What you fear reveals what you worship

What do you fear the very most right now? You know the news, and you know the severe responses to the current global and local crisis. It is far too easy to get self-righteous when you see people fighting over toilet paper or promoting crazy political conspiracy theories. With a knowing cock of an eyebrow we dismiss their behavior, thinking I would never do that.

Self-reflection is good, however. What you fear the most is a revelation of the altar at which you worship. If you are the center of your own solar system, you tend toward extremes because extremes are easier to grab. So we hoard supplies or hide in a bunker waiting for the apocalypse.

Even though Covid-19 is the fear du jour, it might as well be economic collapse, climate change or nuclear war. We never run out of candidates.

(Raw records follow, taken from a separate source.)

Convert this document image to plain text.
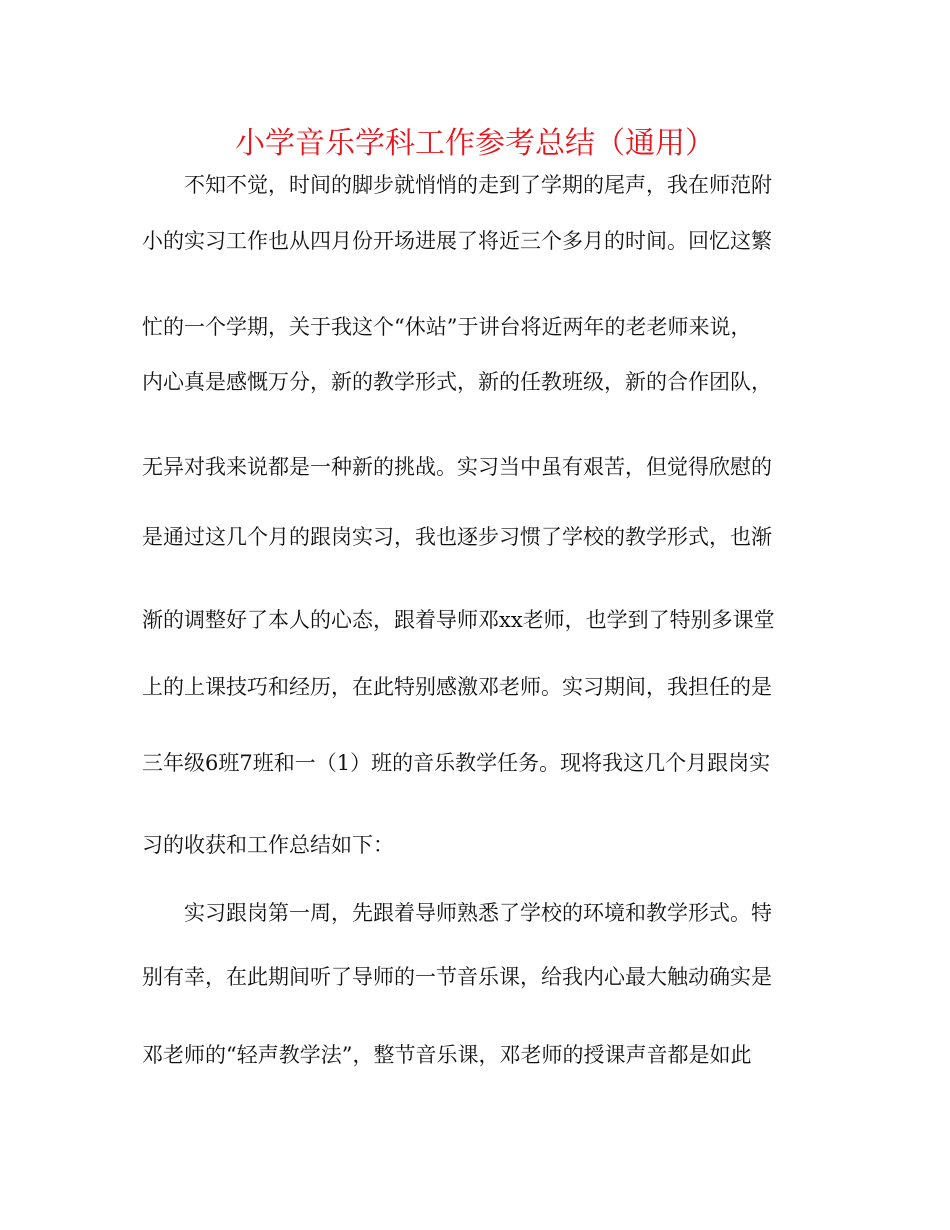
小学音乐学科工作参考总结（通用）
不知不觉，时间的脚步就悄悄的走到了学期的尾声，我在师范附
小的实习工作也从四月份开场进展了将近三个多月的时间。回忆这繁
忙的一个学期，关于我这个“休站”于讲台将近两年的老老师来说，
内心真是感慨万分，新的教学形式，新的任教班级，新的合作团队，
无异对我来说都是一种新的挑战。实习当中虽有艰苦，但觉得欣慰的
是通过这几个月的跟岗实习，我也逐步习惯了学校的教学形式，也渐
渐的调整好了本人的心态，跟着导师邓xx老师，也学到了特别多课堂
上的上课技巧和经历，在此特别感激邓老师。实习期间，我担任的是
三年级6班7班和一（1）班的音乐教学任务。现将我这几个月跟岗实
习的收获和工作总结如下：
实习跟岗第一周，先跟着导师熟悉了学校的环境和教学形式。特
别有幸，在此期间听了导师的一节音乐课，给我内心最大触动确实是
邓老师的“轻声教学法”，整节音乐课，邓老师的授课声音都是如此
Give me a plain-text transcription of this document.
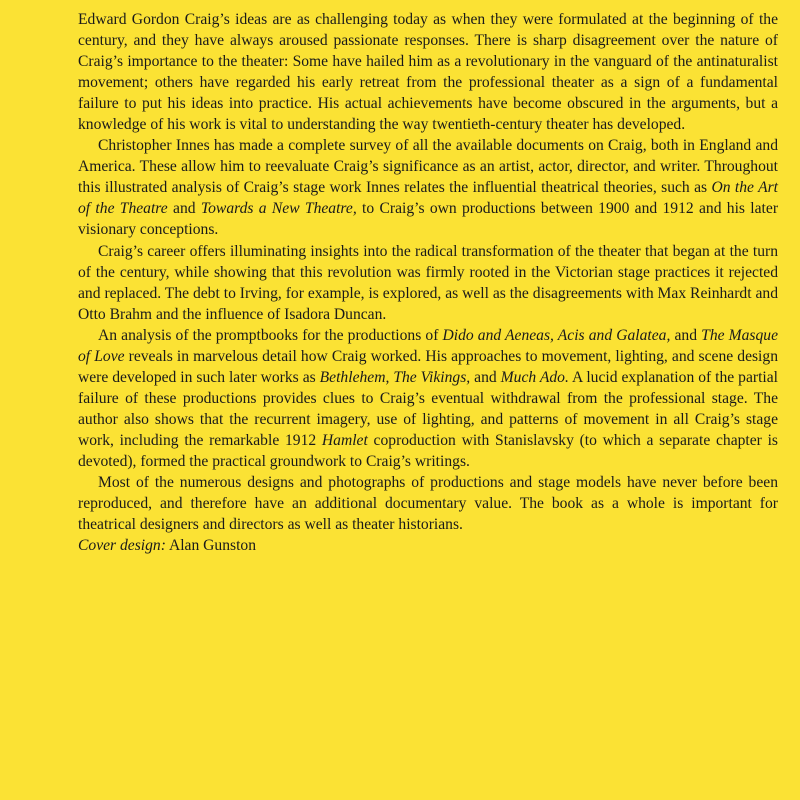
Edward Gordon Craig’s ideas are as challenging today as when they were formulated at the beginning of the century, and they have always aroused passionate responses. There is sharp disagreement over the nature of Craig’s importance to the theater: Some have hailed him as a revolutionary in the vanguard of the antinaturalist movement; others have regarded his early retreat from the professional theater as a sign of a fundamental failure to put his ideas into practice. His actual achievements have become obscured in the arguments, but a knowledge of his work is vital to understanding the way twentieth-century theater has developed.

Christopher Innes has made a complete survey of all the available documents on Craig, both in England and America. These allow him to reevaluate Craig’s significance as an artist, actor, director, and writer. Throughout this illustrated analysis of Craig’s stage work Innes relates the influential theatrical theories, such as On the Art of the Theatre and Towards a New Theatre, to Craig’s own productions between 1900 and 1912 and his later visionary conceptions.

Craig’s career offers illuminating insights into the radical transformation of the theater that began at the turn of the century, while showing that this revolution was firmly rooted in the Victorian stage practices it rejected and replaced. The debt to Irving, for example, is explored, as well as the disagreements with Max Reinhardt and Otto Brahm and the influence of Isadora Duncan.

An analysis of the promptbooks for the productions of Dido and Aeneas, Acis and Galatea, and The Masque of Love reveals in marvelous detail how Craig worked. His approaches to movement, lighting, and scene design were developed in such later works as Bethlehem, The Vikings, and Much Ado. A lucid explanation of the partial failure of these productions provides clues to Craig’s eventual withdrawal from the professional stage. The author also shows that the recurrent imagery, use of lighting, and patterns of movement in all Craig’s stage work, including the remarkable 1912 Hamlet coproduction with Stanislavsky (to which a separate chapter is devoted), formed the practical groundwork to Craig’s writings.

Most of the numerous designs and photographs of productions and stage models have never before been reproduced, and therefore have an additional documentary value. The book as a whole is important for theatrical designers and directors as well as theater historians.

Cover design: Alan Gunston
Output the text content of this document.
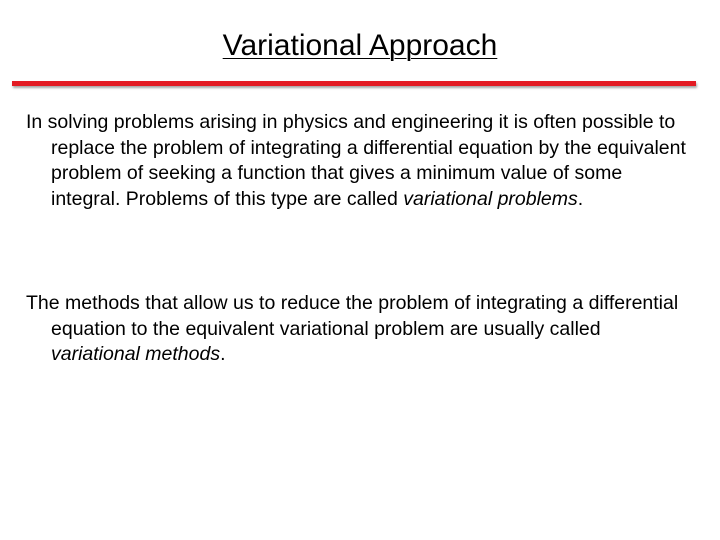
Variational Approach

In solving problems arising in physics and engineering it is often possible to replace the problem of integrating a differential equation by the equivalent problem of seeking a function that gives a minimum value of some integral. Problems of this type are called variational problems.

The methods that allow us to reduce the problem of integrating a differential equation to the equivalent variational problem are usually called variational methods.
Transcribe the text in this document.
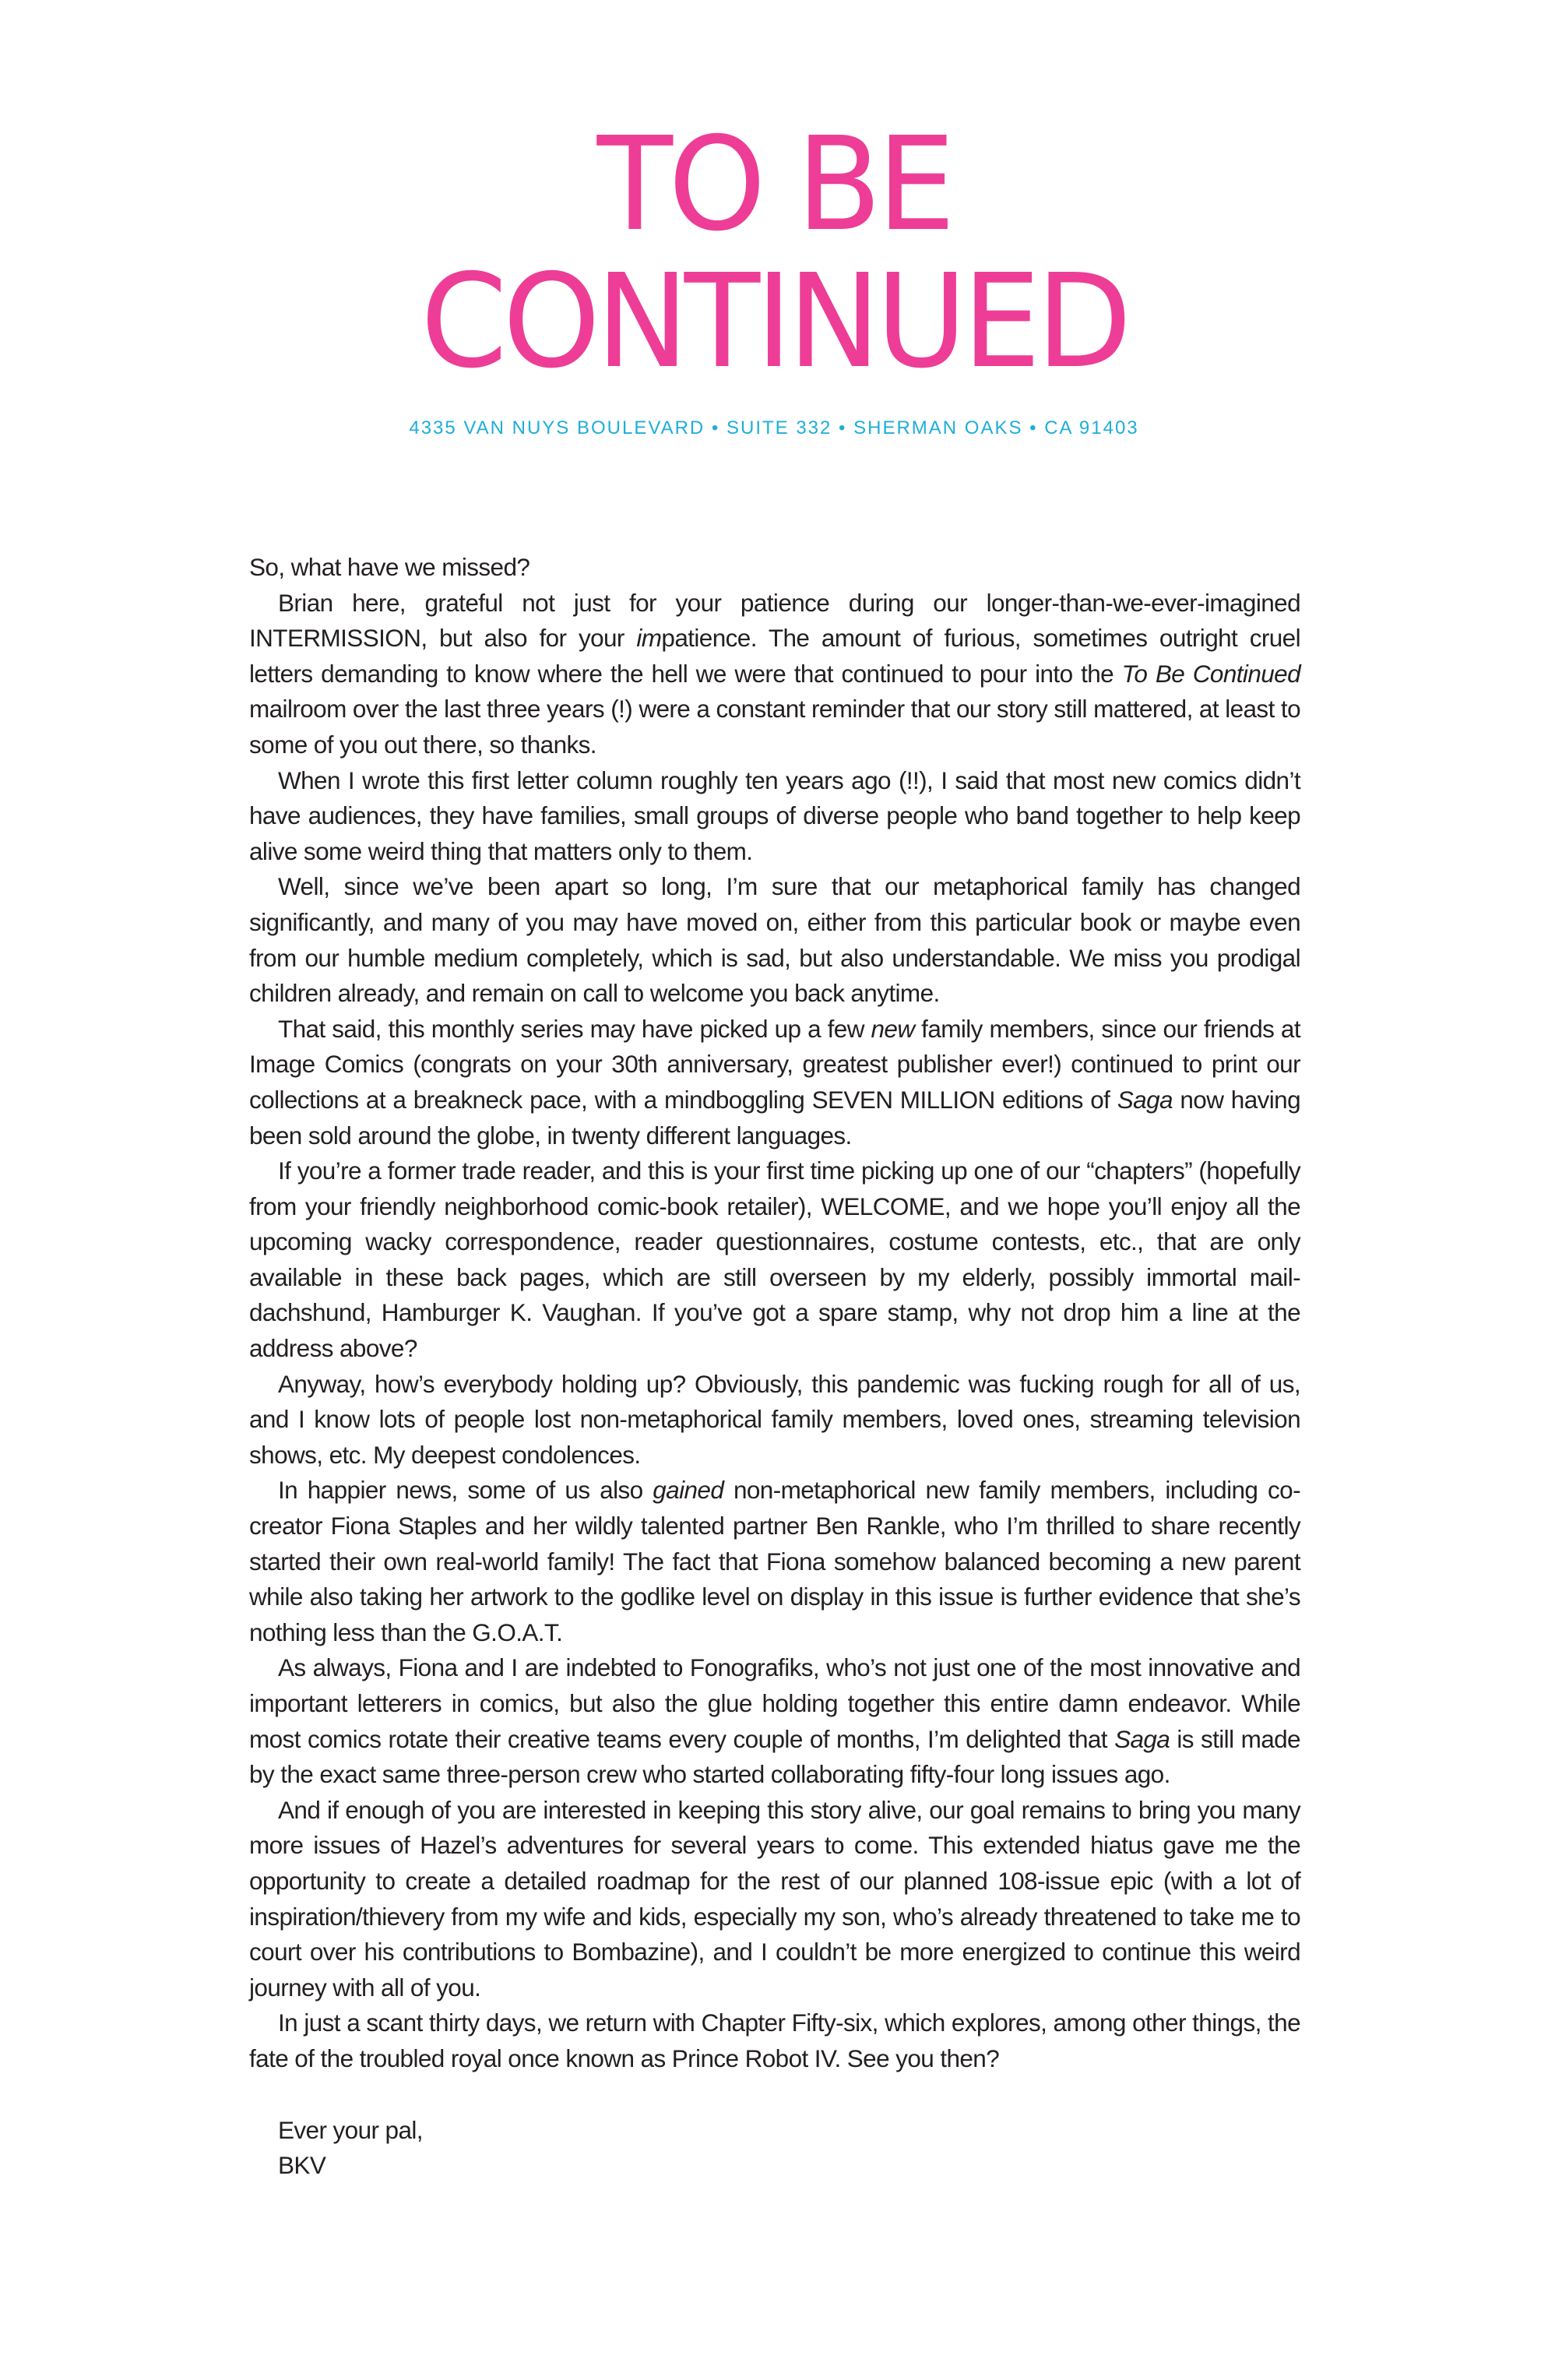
TO BE
CONTINUED
4335 VAN NUYS BOULEVARD • SUITE 332 • SHERMAN OAKS • CA 91403

So, what have we missed?

Brian here, grateful not just for your patience during our longer-than-we-ever-imagined INTERMISSION, but also for your impatience. The amount of furious, sometimes outright cruel letters demanding to know where the hell we were that continued to pour into the To Be Continued mailroom over the last three years (!) were a constant reminder that our story still mattered, at least to some of you out there, so thanks.

When I wrote this first letter column roughly ten years ago (!!), I said that most new comics didn’t have audiences, they have families, small groups of diverse people who band together to help keep alive some weird thing that matters only to them.

Well, since we’ve been apart so long, I’m sure that our metaphorical family has changed significantly, and many of you may have moved on, either from this particular book or maybe even from our humble medium completely, which is sad, but also understandable. We miss you prodigal children already, and remain on call to welcome you back anytime.

That said, this monthly series may have picked up a few new family members, since our friends at Image Comics (congrats on your 30th anniversary, greatest publisher ever!) continued to print our collections at a breakneck pace, with a mindboggling SEVEN MILLION editions of Saga now having been sold around the globe, in twenty different languages.

If you’re a former trade reader, and this is your first time picking up one of our “chapters” (hopefully from your friendly neighborhood comic-book retailer), WELCOME, and we hope you’ll enjoy all the upcoming wacky correspondence, reader questionnaires, costume contests, etc., that are only available in these back pages, which are still overseen by my elderly, possibly immortal mail-dachshund, Hamburger K. Vaughan. If you’ve got a spare stamp, why not drop him a line at the address above?

Anyway, how’s everybody holding up? Obviously, this pandemic was fucking rough for all of us, and I know lots of people lost non-metaphorical family members, loved ones, streaming television shows, etc. My deepest condolences.

In happier news, some of us also gained non-metaphorical new family members, including co-creator Fiona Staples and her wildly talented partner Ben Rankle, who I’m thrilled to share recently started their own real-world family! The fact that Fiona somehow balanced becoming a new parent while also taking her artwork to the godlike level on display in this issue is further evidence that she’s nothing less than the G.O.A.T.

As always, Fiona and I are indebted to Fonografiks, who’s not just one of the most innovative and important letterers in comics, but also the glue holding together this entire damn endeavor. While most comics rotate their creative teams every couple of months, I’m delighted that Saga is still made by the exact same three-person crew who started collaborating fifty-four long issues ago.

And if enough of you are interested in keeping this story alive, our goal remains to bring you many more issues of Hazel’s adventures for several years to come. This extended hiatus gave me the opportunity to create a detailed roadmap for the rest of our planned 108-issue epic (with a lot of inspiration/thievery from my wife and kids, especially my son, who’s already threatened to take me to court over his contributions to Bombazine), and I couldn’t be more energized to continue this weird journey with all of you.

In just a scant thirty days, we return with Chapter Fifty-six, which explores, among other things, the fate of the troubled royal once known as Prince Robot IV. See you then?

Ever your pal,
BKV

King David sat on his porch and penned a psalm (see Psalm 29) while he watched a violent storm blow across the Middle Eastern landscape. It was a loud storm that tore down trees, started fires, threw pregnant forest mothers into labor and brought floods. But the psalm’s camera angle turned heavenward, where it caught the shout of a massive heavenly audience (who needed no social distancing) crying, “Glory!” What’s the point? In Psalm 29 the crowd in the presence of the King got to see every event on earth from God’s perspective (see also Revelation 19:1-4). Talk about a big-screen, multi-media adventure!

How can you have two individuals looking at the same event with one paralyzed in fear and the other energized in worship? Perspective.

Our problem is that we look at the things we fear as threats to our peace when we should be looking at them as displays of the glory of God.

The biblical response is to never let fear turn you from loving God and loving those made in His image. Fear becomes sinful when you and I treasure love of self over love for God and others.

That means that our lives should advertise our trust in the God who is both sovereign in the affairs of man and who is also good. It means that we should protect others before we protect ourselves. It may even mean that we take personal risks, like healthcare workers are doing to serve others.